One key advantage for Australia, according to portfolio managers, would be the reopening of China late last year after an extended period of COVID lockdowns.

“We have one advantage relative to other places in the world in that our big trading partner, China, is stimulating their economy rapidly and that is potentially quite positive for us. I'd say that there are some reasons to believe that the Australian market can hold up reasonably well,” Martin explained. 

With resource companies largely making their earnings offshore, stimulus in China would drive up prices and could warrant cyclical exposure from overseas investors. 

He said, “Feedback so far from China has been a little mixed in terms of effectiveness, but it’s certainly in the right direction. Resources are one sector where, if commodity prices hold, you’re going to see some pretty big upgrades.”

VanEck’s latest quarterly economic outlook outlined that Australia could be the ‘lucky country’ again given China’s policy shift away from COVID zero. 

“If China can pick up pace and Australia can skirt a property/credit implosion, the Australian dollar could do well, particularly against a sliding US dollar. An easing of China trade sanctions will be icing on the cake,” it stated.

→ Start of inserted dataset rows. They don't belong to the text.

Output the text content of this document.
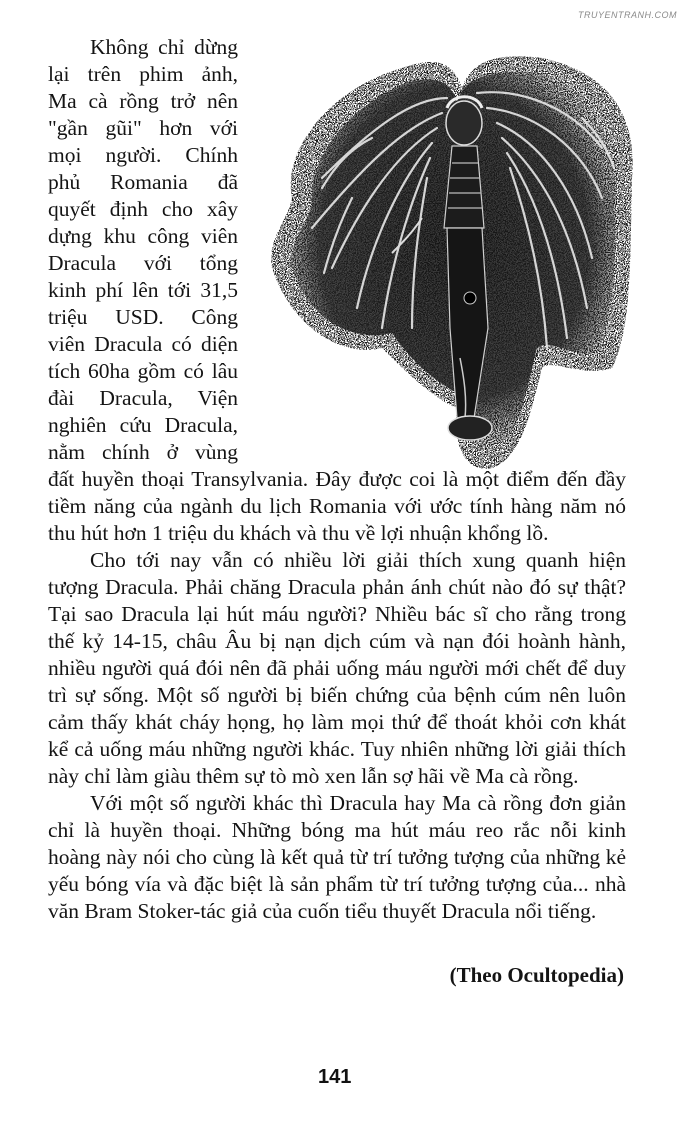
TRUYENTRANH.COM
Không chỉ dừng
lại trên phim ảnh,
Ma cà rồng trở nên
"gần gũi" hơn với
mọi người. Chính
phủ Romania đã
quyết định cho xây
dựng khu công viên
Dracula với tổng
kinh phí lên tới 31,5
triệu USD. Công
viên Dracula có diện
tích 60ha gồm có lâu
đài Dracula, Viện
nghiên cứu Dracula,
nằm chính ở vùng
đất huyền thoại Transylvania. Đây được coi là một điểm đến đầy
tiềm năng của ngành du lịch Romania với ước tính hàng năm nó
thu hút hơn 1 triệu du khách và thu về lợi nhuận khổng lồ.
Cho tới nay vẫn có nhiều lời giải thích xung quanh hiện
tượng Dracula. Phải chăng Dracula phản ánh chút nào đó sự thật?
Tại sao Dracula lại hút máu người? Nhiều bác sĩ cho rằng trong
thế kỷ 14-15, châu Âu bị nạn dịch cúm và nạn đói hoành hành,
nhiều người quá đói nên đã phải uống máu người mới chết để duy
trì sự sống. Một số người bị biến chứng của bệnh cúm nên luôn
cảm thấy khát cháy họng, họ làm mọi thứ để thoát khỏi cơn khát
kể cả uống máu những người khác. Tuy nhiên những lời giải thích
này chỉ làm giàu thêm sự tò mò xen lẫn sợ hãi về Ma cà rồng.
Với một số người khác thì Dracula hay Ma cà rồng đơn giản
chỉ là huyền thoại. Những bóng ma hút máu reo rắc nỗi kinh
hoàng này nói cho cùng là kết quả từ trí tưởng tượng của những kẻ
yếu bóng vía và đặc biệt là sản phẩm từ trí tưởng tượng của... nhà
văn Bram Stoker-tác giả của cuốn tiểu thuyết Dracula nổi tiếng.
(Theo Ocultopedia)
141
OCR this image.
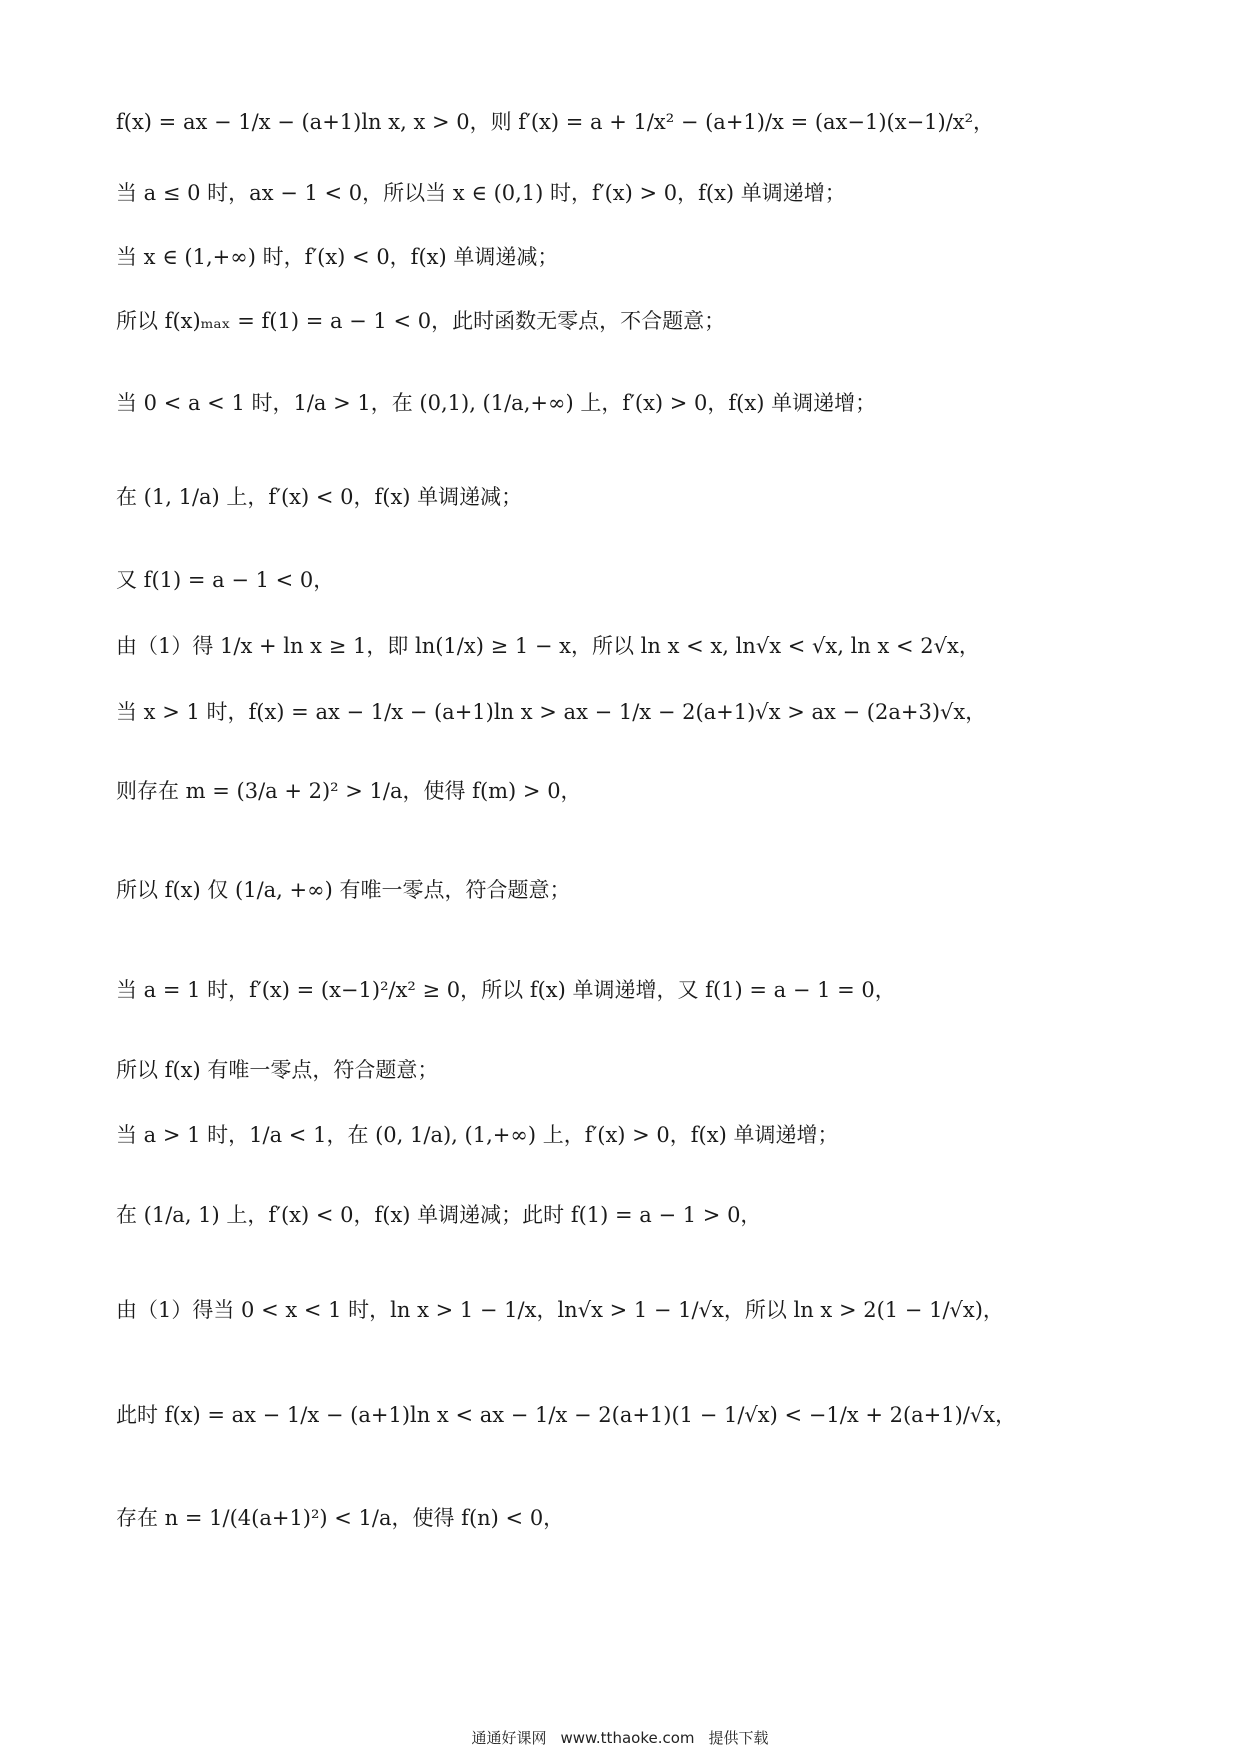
f(x) = ax − 1/x − (a+1)ln x, x > 0，则 f′(x) = a + 1/x² − (a+1)/x = (ax−1)(x−1)/x²，
当 a ≤ 0 时，ax − 1 < 0，所以当 x ∈ (0,1) 时，f′(x) > 0，f(x) 单调递增；
当 x ∈ (1,+∞) 时，f′(x) < 0，f(x) 单调递减；
所以 f(x)ₘₐₓ = f(1) = a − 1 < 0，此时函数无零点，不合题意；
当 0 < a < 1 时，1/a > 1，在 (0,1), (1/a,+∞) 上，f′(x) > 0，f(x) 单调递增；
在 (1, 1/a) 上，f′(x) < 0，f(x) 单调递减；
又 f(1) = a − 1 < 0，
由（1）得 1/x + ln x ≥ 1，即 ln(1/x) ≥ 1 − x，所以 ln x < x, ln√x < √x, ln x < 2√x，
当 x > 1 时，f(x) = ax − 1/x − (a+1)ln x > ax − 1/x − 2(a+1)√x > ax − (2a+3)√x，
则存在 m = (3/a + 2)² > 1/a，使得 f(m) > 0，
所以 f(x) 仅 (1/a, +∞) 有唯一零点，符合题意；
当 a = 1 时，f′(x) = (x−1)²/x² ≥ 0，所以 f(x) 单调递增，又 f(1) = a − 1 = 0，
所以 f(x) 有唯一零点，符合题意；
当 a > 1 时，1/a < 1，在 (0, 1/a), (1,+∞) 上，f′(x) > 0，f(x) 单调递增；
在 (1/a, 1) 上，f′(x) < 0，f(x) 单调递减；此时 f(1) = a − 1 > 0，
由（1）得当 0 < x < 1 时，ln x > 1 − 1/x，ln√x > 1 − 1/√x，所以 ln x > 2(1 − 1/√x)，
此时 f(x) = ax − 1/x − (a+1)ln x < ax − 1/x − 2(a+1)(1 − 1/√x) < −1/x + 2(a+1)/√x，
存在 n = 1/(4(a+1)²) < 1/a，使得 f(n) < 0，
通通好课网 www.tthaoke.com 提供下载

Paul Xiradis, executive chairman, CIO, and head of equities at Ausbil Investment Management agreed demand could return across calendar 2023 with the re-opening of Chinese markets. 

“China is set for recovery on a much faster COVID reopening and significant policy stimulus focused on infrastructure investment. Australia will continue to benefit as a net exporter of commodities driven by both the cyclical pick-up in Chinese resources demand and the underlying long-term structural trends including decarbonisation that are commodity demand intensive,” he said. 

The fund manager forecast Australia’s GDP growth to slow to a below trend pace of around 1.7 per cent, still ahead of global peers on a relative basis.

Xiradis elaborated: “Compared to the stellar earnings growth of 22 per cent in FY22 and 30 per cent in FY21 in the pandemic rebound, we see positive but more muted growth for FY23. There is room for some upward surprise in certain sectors as Australia’s economy remains relatively resilient and is operating near full employment”.

It appeared that while investors were making a flight to safety towards fixed income assets in the next 12 months, equities were not falling off a cliff by any stretch, Global X’s head of investment strategy Blair Hannon observed.

“For young investors, it’s definitely going to be harder to have the outsize returns we’ve seen over the last 10 years and you have to be much more tactical around your allocations.” 

He added: “Thinking short term [about equities and global factors] is certainly important - if markets roll off and you have the opportunity to buy, then that’s wonderful. But try to look at the long-term as your best option to gain returns over a long period of time.

“You would hope that this inflation rate cycle will actually give you the opportunity to buy and then stick with long-term investment ideas.”